Trelawny described himself in boyhood as "callous", "sullen", "vindictive", "insensible" and "indifferent to shame and fear". His father cut short the boy's education at the age of thirteen and committed him, as "a gentleman volunteer", to service as a midshipman in the Royal Navy. At the time of the Napoleonic Wars, as Crane comments, "the life in the midshipman's cockpit of a man-of-war was harsh and brutalising".

Trelawny played no part in Nelson's victory at Trafalgar, but he was transferred to Colossus, a ship that was there, and sailed with her back to acclaim in Portsmouth. In a key passage on Trelawny's early conditioning, Crane writes:

For the rest of his days Trelawny would bitterly regret that he had missed the greatest battle ever fought under sail and the hurrahs of the ships' crews anchored at Spithead lodged deep in his soul. Throughout the whole of his life and instinctive movement of Trelawny's memory would always take him to the centre of great events, cavalierly annexing whole scenes and achievements as if they had been his own ...

He jumped ship in Bombay and deserted from the Navy. His first marriage was a humiliating disaster, ended by a divorce case in which his wife's adultery was publicly described in squalid detail.

After such inauspicious beginnings, although he was an outsider by conventional standards he contrived successfully to associate himself with the most romantic aesthetic and political causes of the age. An ardent autodidact, he did a lot of reading and was mesmerised especially by what Crane calls "the exotic, profligate and dazzling world of Byron's poetry and tales". Byron's autobiographical romantic hero Childe Harold was a model irresistibly seductive to a 20-year-old of Trelawny's escapist and melodramatic temperament.

Physically powerful, handsome in a wild gypsy mode, and charming, Trelawny managed to insinuate himself into Byron's circle in Pisa. Having helped design the boat that caused Shelley's death by drowning, Trelawny presided over Shelley's funeral pyre on the beach and kept some fragments of the poet's bones as souvenirs.

"Byron asked me to preserve the skull for him," Trelawny wrote, "but remembering that he had formerly used one as a drinking cup, I was determined Shelley should not be so profaned." (See Byron's poem "Lines Inscribed upon a Cup Formed from a Skull", with its reasonable argument, "Better to hold the sparkling grape,/Than nurse the earthworm's slimy brood.")

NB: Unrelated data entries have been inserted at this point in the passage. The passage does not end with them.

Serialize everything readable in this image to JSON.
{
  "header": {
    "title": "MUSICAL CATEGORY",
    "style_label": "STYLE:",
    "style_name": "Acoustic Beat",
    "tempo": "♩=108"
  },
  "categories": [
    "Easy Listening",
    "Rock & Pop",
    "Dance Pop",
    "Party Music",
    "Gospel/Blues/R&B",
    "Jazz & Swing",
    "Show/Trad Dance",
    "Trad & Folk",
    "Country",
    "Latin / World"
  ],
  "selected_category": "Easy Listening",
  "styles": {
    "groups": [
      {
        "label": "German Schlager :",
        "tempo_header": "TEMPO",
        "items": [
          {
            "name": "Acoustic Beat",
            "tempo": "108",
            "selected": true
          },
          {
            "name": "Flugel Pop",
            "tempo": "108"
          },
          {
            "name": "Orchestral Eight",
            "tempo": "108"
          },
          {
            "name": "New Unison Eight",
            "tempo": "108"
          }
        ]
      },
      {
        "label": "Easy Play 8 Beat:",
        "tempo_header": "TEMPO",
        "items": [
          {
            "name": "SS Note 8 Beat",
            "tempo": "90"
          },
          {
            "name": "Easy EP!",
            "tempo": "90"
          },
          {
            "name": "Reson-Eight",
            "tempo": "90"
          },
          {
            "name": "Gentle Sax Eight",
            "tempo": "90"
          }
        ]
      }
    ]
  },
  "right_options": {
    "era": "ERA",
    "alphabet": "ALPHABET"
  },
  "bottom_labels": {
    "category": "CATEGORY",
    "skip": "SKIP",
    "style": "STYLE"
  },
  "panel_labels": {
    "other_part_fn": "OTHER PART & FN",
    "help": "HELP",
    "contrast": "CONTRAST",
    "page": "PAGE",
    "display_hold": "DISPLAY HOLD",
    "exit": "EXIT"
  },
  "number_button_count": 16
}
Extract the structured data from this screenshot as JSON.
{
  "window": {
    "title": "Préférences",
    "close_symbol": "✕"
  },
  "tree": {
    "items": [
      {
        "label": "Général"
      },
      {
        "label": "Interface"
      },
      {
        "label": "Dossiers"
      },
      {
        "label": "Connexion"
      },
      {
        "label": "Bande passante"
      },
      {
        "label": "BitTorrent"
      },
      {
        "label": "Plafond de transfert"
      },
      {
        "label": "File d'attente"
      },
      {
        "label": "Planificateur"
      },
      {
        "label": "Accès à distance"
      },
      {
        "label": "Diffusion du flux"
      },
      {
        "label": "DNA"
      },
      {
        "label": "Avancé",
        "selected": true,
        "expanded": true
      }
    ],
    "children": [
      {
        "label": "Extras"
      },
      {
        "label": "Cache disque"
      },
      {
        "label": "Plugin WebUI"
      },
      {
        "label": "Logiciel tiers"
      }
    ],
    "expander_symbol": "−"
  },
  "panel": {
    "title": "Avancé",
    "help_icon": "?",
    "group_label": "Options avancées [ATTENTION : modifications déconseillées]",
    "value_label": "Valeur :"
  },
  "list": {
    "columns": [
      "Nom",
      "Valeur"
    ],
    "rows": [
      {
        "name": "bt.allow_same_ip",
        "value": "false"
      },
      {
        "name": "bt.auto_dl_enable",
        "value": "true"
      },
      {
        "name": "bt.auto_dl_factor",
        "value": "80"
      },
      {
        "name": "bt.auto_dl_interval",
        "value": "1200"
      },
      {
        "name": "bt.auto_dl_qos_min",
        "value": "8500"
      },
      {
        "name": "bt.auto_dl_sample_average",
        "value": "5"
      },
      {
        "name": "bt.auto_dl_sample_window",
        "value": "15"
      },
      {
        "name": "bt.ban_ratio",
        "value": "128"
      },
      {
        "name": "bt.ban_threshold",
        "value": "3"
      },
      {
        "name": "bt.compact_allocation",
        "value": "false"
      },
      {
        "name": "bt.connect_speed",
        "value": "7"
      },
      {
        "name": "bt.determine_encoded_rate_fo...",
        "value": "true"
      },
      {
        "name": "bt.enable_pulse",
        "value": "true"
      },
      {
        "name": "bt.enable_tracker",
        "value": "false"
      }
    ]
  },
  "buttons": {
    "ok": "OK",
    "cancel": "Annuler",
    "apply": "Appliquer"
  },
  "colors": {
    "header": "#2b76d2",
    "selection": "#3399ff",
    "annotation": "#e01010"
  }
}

Byron liked Trelawny sufficiently to invite him, in 1823, to accompany him to Greece to help fight against the Turks. Like other ardent but ill-organised alien Philhellenes, Byron and Trelawny had only the vaguest idea of how best to serve the cause. Byron got himself killed at Missolonghi and Trelawy set himself up as a supernumerary "Greek chieftain", in company with a genuine chieftain, Odysseus Androutses, in a wellstocked, impregnable cave high up on Parnassus. During his months in this snug redoubt, Trelawny evidently performed no useful military function whatsoever. However, he took Odysseus's thirteen-year-old half-sister as a temporary bride and begot a child by her - his one contribution to Greece's future.

It was there also that a fiercely idealistic young fellow countryman attempted to assassinate Trelawny, without success.

Rescued from the Greek civil war, Trelawny recovered from his bullet wounds and survived for more than fifty years, progressing from "suffering victim to architect of his own reputation". Perhaps the most interesting feature of Crane's biography is his account of how Trelawny exploited his sentimental friendships with Byron and Shelley to achieve literary renown.

Mary Shelley told Trelawny that he belonged "not to any one woman but all womankind". Swinburne described Trelawny in old age as "as magnificent old Viking". At 85, he was like "some semi-extinct volcano", according to Edward Carpenter. Even then, as always, Trelawny fitted Lady Caroline Lamb's famous diary summation of Byron as "mad, bad and dangerous to know".